The make_zernike_basis has a divide by zero error when used with a grid that has 0 as grid point.
The specific line that is causing the issue is line 139 in zernike.py in the function zernike_radial.

h3 = -4 * (q - 2) * (q - 3) / float((p + q - 2) * (p - q + 4))
h2 = h3 * (p + q) * (p - q + 2) / float(4 * (q - 1)) + (q - 2)
h1 = q * (q - 1) / 2.0 - q * h2 + h3 * (p + q + 2) * (p - q) / 8.0

r2 = zernike_radial(2, 2, r, cache)
res = h1 * zernike_radial(p, q, r, cache) + (h2 + h3 / r2) * zernike_radial(n, q - 2, r, cache)

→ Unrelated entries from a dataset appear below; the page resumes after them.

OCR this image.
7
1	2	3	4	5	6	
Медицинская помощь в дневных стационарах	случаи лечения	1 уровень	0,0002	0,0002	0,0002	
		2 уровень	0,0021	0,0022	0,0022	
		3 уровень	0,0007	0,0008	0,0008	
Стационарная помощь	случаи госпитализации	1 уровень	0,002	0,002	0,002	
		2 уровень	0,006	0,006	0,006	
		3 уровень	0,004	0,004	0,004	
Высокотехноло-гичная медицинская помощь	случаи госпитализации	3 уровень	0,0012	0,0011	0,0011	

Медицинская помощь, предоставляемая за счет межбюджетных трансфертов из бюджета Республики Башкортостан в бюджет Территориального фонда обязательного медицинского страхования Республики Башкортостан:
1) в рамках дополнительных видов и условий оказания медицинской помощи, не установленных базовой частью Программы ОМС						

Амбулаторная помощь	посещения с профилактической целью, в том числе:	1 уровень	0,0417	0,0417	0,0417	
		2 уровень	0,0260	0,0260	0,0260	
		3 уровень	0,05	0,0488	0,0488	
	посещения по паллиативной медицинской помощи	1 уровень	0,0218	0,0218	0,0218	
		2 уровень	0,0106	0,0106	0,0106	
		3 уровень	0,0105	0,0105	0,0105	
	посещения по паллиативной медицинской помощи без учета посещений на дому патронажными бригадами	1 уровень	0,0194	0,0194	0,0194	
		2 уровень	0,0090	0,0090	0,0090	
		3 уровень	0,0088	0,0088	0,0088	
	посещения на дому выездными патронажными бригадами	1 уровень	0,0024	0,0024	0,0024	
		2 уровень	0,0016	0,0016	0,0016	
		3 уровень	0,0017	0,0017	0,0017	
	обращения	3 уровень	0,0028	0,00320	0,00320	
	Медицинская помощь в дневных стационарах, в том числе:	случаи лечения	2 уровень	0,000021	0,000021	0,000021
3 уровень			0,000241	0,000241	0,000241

The line with h3 / r2 is creates a NaN if zero is included as grid point.
This does not happen analytically because the limit r->0 converges, just like the sinc function.
We evaluate all polynomials numerically so there are no analytical formulas for the zero point.
I have not read the paper yet that the documentation quotes. Maybe they propose a solution for this.

A quick and dirty fix is to shift the grid by a small amount. I used a 1 um shift for a grid of 10m in diameter.

To circumvent this issue we can switch to the recurrence relation of T. Andersen 2018 (https://www.osapublishing.org/oe/fulltext.cfm?uri=oe-26-15-18878&id=395240)

The new recurrence relation does not include 1/r^2 terms because it starts at lowest order and works towards the higher order modes. I will implement the new recurrence relation and compare the two.